Hence \(a \equiv a \) (mod n).

Thus congruence modulo n is Reflexive. 

Symmetric Property 

Theorem 3: 

The relation " \(\equiv\) " over  \(\mathbb{Z}\) is symmetric.

Proof: Let \(a, b  \in \mathbb{Z} \)  such that  \(a  \equiv b\) (mod n). 

Then a-b=kn, for some \(k \in \mathbb{Z}\).

Now b-a= (-k)n and  \(-k \in \mathbb{Z}\).

Hence \(b  \equiv a\) (mod n).

Thus the relation is symmetric.

 Antisymmetric  Property

Is the relation " \(\equiv\) " over  \(\mathbb{Z}\)  antisymmetric?

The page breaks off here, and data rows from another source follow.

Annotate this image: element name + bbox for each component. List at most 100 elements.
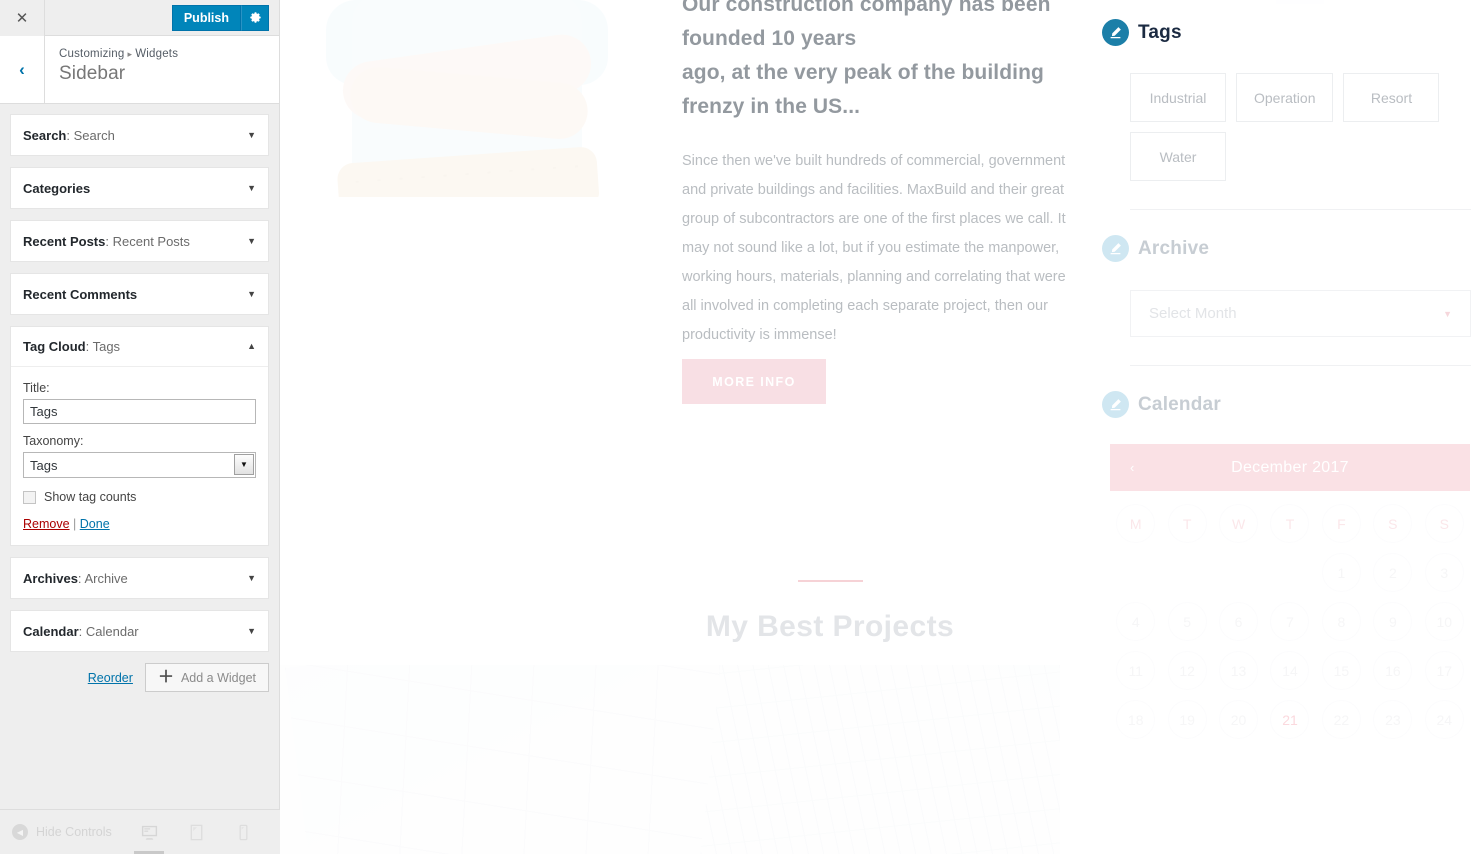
calendar-day: 14 <box>1264 646 1315 695</box>
hide-controls-label: Hide Controls <box>36 825 112 839</box>
widget-type-label: Recent Comments <box>23 286 138 302</box>
section-rule <box>797 580 863 582</box>
add-widget-button[interactable]: ＋ Add a Widget <box>144 663 269 692</box>
widget-instance-label: Calendar <box>85 623 139 639</box>
tag-cloud-list: Industrial Operation Resort Water <box>1102 73 1471 181</box>
calendar-day: 3 <box>1419 548 1470 597</box>
calendar-day: 12 <box>1161 646 1212 695</box>
mobile-icon[interactable] <box>232 821 254 843</box>
preview-widget-title: Tags <box>1138 21 1182 43</box>
widget-type-label: Search <box>23 127 67 143</box>
show-tag-counts-checkbox[interactable] <box>23 490 36 504</box>
calendar-day-today: 21 <box>1264 695 1315 744</box>
chevron-down-icon[interactable]: ▼ <box>234 454 254 475</box>
widget-item-categories: Categories ▼ <box>10 167 269 209</box>
preview-sidebar: Tags Industrial Operation Resort Water A… <box>1102 0 1471 854</box>
preview-widget-calendar: Calendar ‹ December 2017 M T W T F S S 1… <box>1102 366 1471 744</box>
tag-chip[interactable]: Water <box>1130 132 1226 181</box>
select-month-value: Select Month <box>1149 305 1237 322</box>
calendar-dow: T <box>1264 499 1315 548</box>
preview-widget-tags: Tags Industrial Operation Resort Water <box>1102 0 1471 181</box>
widget-header[interactable]: Categories ▼ <box>11 168 268 208</box>
plus-icon: ＋ <box>157 668 174 686</box>
calendar-dow: S <box>1419 499 1470 548</box>
customizer-footer: ◀ Hide Controls <box>0 809 280 854</box>
site-preview-frame[interactable]: Our construction company has been founde… <box>280 0 1471 854</box>
hero-heading: Our construction company has been founde… <box>682 0 1072 124</box>
widget-header[interactable]: Search: Search ▼ <box>11 115 268 155</box>
widget-type-label: Archives <box>23 570 78 586</box>
calendar-month-label: December 2017 <box>1231 458 1349 476</box>
tag-chip[interactable]: Industrial <box>1130 73 1226 122</box>
publish-button-group: Publish <box>171 4 269 31</box>
customizer-header: ✕ Publish <box>0 0 279 36</box>
close-customizer-button[interactable]: ✕ <box>0 0 45 36</box>
widget-header[interactable]: Archives: Archive ▼ <box>11 558 268 598</box>
calendar-day: 23 <box>1367 695 1418 744</box>
chevron-down-icon[interactable]: ▼ <box>247 183 256 193</box>
calendar-day: 13 <box>1213 646 1264 695</box>
widget-item-archives: Archives: Archive ▼ <box>10 557 269 599</box>
add-widget-label: Add a Widget <box>180 670 256 685</box>
calendar-day: 16 <box>1367 646 1418 695</box>
done-link[interactable]: Done <box>80 517 110 531</box>
hero-worker-photo <box>280 0 655 197</box>
calendar-day: 10 <box>1419 597 1470 646</box>
widget-actions: Remove | Done <box>23 517 256 531</box>
widget-item-recent-comments: Recent Comments ▼ <box>10 273 269 315</box>
reorder-link[interactable]: Reorder <box>88 671 133 685</box>
back-button[interactable]: ‹ <box>0 36 45 103</box>
gear-icon[interactable] <box>241 4 269 31</box>
select-month-dropdown[interactable]: Select Month ▼ <box>1130 290 1471 337</box>
chevron-down-icon[interactable]: ▼ <box>247 236 256 246</box>
calendar-header: ‹ December 2017 <box>1110 444 1470 491</box>
breadcrumb-separator-icon: ▸ <box>127 49 133 59</box>
hero-heading-line: frenzy in the US... <box>682 95 861 119</box>
chevron-down-icon[interactable]: ▼ <box>247 626 256 636</box>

Counter Example:  n is fixed 

choose: a= n+1,  b= 2n+1, then 

\(a \equiv b\) (mod n) and  \(  b  \equiv a \) (mod n) 

but \( a \ne b.\)

Thus  the relation " \(\equiv\) "on  \(\mathbb{Z}\) is  not antisymmetric.

Transitive Property

Theorem 4 : 

The relation " \(\equiv\) " over  \(\mathbb{Z}\) is transitive.

Proof:  Let a, b, c  \(\in\) \(\mathbb{Z}\), such that a \(\equiv\) b (mod n) and b \(\equiv\) c (mod n).

Then a=b+kn, k \(\in\) \(\mathbb{Z}\) and b=c+hn, h \(\in\) \(\mathbb{Z}\).

We shall show that a \(\equiv\) c (mod n).

Consider a=b+kn=(c+hn)+kn=c+(hn+kn)=c+(h+k)n, h+k \(\in\) \(\mathbb{Z}\).

Hence a \(\equiv\) c (mod n). 

Thus congruence modulo n is transitive.

Theorem 5:

The relation " \(\equiv\) " over\(\mathbb{Z}\)  is  an equivalence relation.